Chacun mon tour, comme on dit. Après la Panda sauvage et la Hamster berserk, il était temps que le Chat con partage ses écrits. Alors voilà. C'est pas fini, ni finalisé, mais ça donne un avant goût de la bête !

 

********

 

J'étais écrasé. Pas vraiment endormi. Incapable de réellement plonger dans le sommeil, incapable de m'en extirper, englué entre le rêve et la réalité. Mon livre était tombé de mes mains depuis vingt bonnes minutes, et je n'avais même pas la volonté de me pencher hors du fauteuil pour le ramasser. De toutes façons, cela faisait trois jours que je n'arrivais pas à dépasser la page 15. Malgré la chaleur étouffante qui régnait dans ma bibliothèque, mon corps était engourdi, froid. C'était peut-être l'alcool, le responsable. Mon verre avait laissé un rond écarlate sur le vernis écaillé du bureau.

Il est entré. Juste comme ça. Tout simplement. Sur le moment, j'ai eu du mal à y croire, à réaliser. Je le fixais, sans rien dire, sans comprendre. Aucun mot ne venait. J'avais la bouche sèche, la tête vide. Ce devait être un cauchemar. Je m'étais peut-être endormi, finalement. Des frissons d'angoisse parcouraient mon dos, et mon cœur battait tellement fort que je faillis ne pas entendre ce qu'il disait...

"La porte était ouverte."

Un sourire. Et il s'assit. Comme si c'était la chose la plus naturelle du monde.

Et en cet instant précis, il me sembla presque que c'était le cas.

Rien de plus naturel.

Je n'étais pas encore habitué à ce genre de visites. Même aujourd'hui, j'ai du mal à empêcher ma peau se hérisser de chair de poule quand l'un d'entre eux fait irruption chez moi. Mais il avait cette assurance, cette façon tranquille d'exister, de se foutre royalement du fait que je crois en son existence ou pas, affalé sur mon canapé à trois heure du matin, qui me donnait l'impression que tout cela était normal.

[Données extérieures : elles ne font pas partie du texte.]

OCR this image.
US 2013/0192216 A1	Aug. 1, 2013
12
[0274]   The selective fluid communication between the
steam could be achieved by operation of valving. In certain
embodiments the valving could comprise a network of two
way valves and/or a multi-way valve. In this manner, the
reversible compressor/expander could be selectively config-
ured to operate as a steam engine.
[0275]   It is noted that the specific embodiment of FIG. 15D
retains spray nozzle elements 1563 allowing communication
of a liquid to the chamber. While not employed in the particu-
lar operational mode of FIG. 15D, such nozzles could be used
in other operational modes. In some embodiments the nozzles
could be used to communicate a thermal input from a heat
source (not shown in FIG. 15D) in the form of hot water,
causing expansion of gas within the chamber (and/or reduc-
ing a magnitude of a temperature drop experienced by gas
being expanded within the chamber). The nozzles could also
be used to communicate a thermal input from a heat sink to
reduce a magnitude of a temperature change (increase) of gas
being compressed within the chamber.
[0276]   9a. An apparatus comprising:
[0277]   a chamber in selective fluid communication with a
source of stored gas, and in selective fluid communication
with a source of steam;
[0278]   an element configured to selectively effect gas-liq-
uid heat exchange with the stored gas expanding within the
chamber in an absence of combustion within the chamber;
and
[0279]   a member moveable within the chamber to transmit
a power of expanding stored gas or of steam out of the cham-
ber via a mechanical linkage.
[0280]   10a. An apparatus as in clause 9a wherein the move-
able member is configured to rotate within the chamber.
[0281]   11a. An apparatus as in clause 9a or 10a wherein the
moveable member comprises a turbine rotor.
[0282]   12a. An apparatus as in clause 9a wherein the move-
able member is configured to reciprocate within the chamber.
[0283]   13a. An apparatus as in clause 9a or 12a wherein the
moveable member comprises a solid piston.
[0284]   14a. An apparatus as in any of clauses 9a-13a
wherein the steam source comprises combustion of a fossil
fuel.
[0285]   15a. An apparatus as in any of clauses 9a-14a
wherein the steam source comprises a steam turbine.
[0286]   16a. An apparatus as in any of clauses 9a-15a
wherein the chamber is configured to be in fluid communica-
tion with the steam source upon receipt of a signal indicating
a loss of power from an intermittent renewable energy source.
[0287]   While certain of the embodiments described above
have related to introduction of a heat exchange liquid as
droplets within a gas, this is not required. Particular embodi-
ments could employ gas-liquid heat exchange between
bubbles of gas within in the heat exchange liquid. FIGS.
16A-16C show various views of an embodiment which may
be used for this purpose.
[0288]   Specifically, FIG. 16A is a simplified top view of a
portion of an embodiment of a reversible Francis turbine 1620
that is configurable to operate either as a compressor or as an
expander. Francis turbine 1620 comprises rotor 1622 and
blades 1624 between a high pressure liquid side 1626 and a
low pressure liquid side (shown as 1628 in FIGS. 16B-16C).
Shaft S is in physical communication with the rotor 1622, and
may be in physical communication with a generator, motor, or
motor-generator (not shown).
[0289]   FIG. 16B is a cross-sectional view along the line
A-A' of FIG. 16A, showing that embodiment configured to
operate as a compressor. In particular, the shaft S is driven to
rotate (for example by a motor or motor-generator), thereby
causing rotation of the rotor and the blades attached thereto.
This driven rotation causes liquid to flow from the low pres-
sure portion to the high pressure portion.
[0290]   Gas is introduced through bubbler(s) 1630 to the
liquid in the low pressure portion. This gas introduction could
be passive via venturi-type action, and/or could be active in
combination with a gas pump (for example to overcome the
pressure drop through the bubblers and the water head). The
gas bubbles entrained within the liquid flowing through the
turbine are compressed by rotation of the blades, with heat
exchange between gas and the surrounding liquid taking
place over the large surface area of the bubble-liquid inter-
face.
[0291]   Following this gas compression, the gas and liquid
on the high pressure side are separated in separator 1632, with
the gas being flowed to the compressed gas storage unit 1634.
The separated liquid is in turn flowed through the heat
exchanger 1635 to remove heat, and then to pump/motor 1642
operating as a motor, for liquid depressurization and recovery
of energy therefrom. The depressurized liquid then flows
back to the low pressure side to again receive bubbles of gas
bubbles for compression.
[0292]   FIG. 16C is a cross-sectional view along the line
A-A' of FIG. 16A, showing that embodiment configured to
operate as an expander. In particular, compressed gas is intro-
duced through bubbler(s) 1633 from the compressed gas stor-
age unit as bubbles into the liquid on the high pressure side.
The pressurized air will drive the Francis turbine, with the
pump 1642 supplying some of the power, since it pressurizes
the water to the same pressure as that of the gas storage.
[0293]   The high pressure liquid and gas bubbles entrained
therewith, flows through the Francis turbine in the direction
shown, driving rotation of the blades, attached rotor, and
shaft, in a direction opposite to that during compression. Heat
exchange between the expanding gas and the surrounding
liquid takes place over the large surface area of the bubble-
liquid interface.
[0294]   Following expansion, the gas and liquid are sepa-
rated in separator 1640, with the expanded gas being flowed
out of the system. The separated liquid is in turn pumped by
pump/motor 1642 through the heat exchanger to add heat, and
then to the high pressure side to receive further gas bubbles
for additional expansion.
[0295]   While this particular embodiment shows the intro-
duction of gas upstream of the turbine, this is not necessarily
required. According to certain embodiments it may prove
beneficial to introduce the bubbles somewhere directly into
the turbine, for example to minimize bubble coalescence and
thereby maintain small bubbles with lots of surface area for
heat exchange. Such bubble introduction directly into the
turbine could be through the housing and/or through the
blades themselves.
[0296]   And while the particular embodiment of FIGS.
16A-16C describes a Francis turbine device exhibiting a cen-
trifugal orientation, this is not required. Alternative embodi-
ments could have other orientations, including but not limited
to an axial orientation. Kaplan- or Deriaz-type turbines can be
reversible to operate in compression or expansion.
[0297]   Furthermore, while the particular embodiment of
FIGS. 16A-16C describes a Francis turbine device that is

Il n'était pas humain. Il me fallut quelques instants pour reprendre mes esprits, analyser ce que je voyais, et il s'installa un peu plus confortablement, se pliant à mon examen avec un petit sourire goguenard. Je cru deviner l'éclat de crocs entre ses lèvres... Ou plutôt devrais-je dire, ses babines. Sa tête tenait du rat, mais complètement imberbe. Sa peau était très pâle, comme poudreuse, si fine que je pouvais deviner au travers le dessin de ses veines. Ses mains semblaient humaines, mais ses yeux, noirs et fixes comme deux bulles d'encre, achevaient de me rappeler que j'avais affaire à quelque chose d'inconnu. Pour le reste de son corps je ne pouvais que postuler, puisqu'il était engoncé dans un costume trois-pièces qui avait bien l'air de valoir plus que ma boutique et mon appartement réunis. Et puis je n'étais pas vraiment sûr de vouloir en savoir plus, de toutes façons.

« Bonsoir, Monsieur Sagal. »

Je ne répondis pas, les mots bloqués dans ma gorge. Il poursuivit, encouragé par mon silence.

« Vous vous doutez bien que si je suis ici, c'est pour une raison.

- J'avoue qu'elle m'échappe un peu. »

La chose camoufla un gloussement derrière le revers de sa main et me jeta un regard en coin.

« Si je suis là, c'est pour vous aider. Mais non, voyons, ne prenez pas cet air sceptique... Vous avez besoin d'aide. Vous ne dormez plus beaucoup, n'est-ce pas ? »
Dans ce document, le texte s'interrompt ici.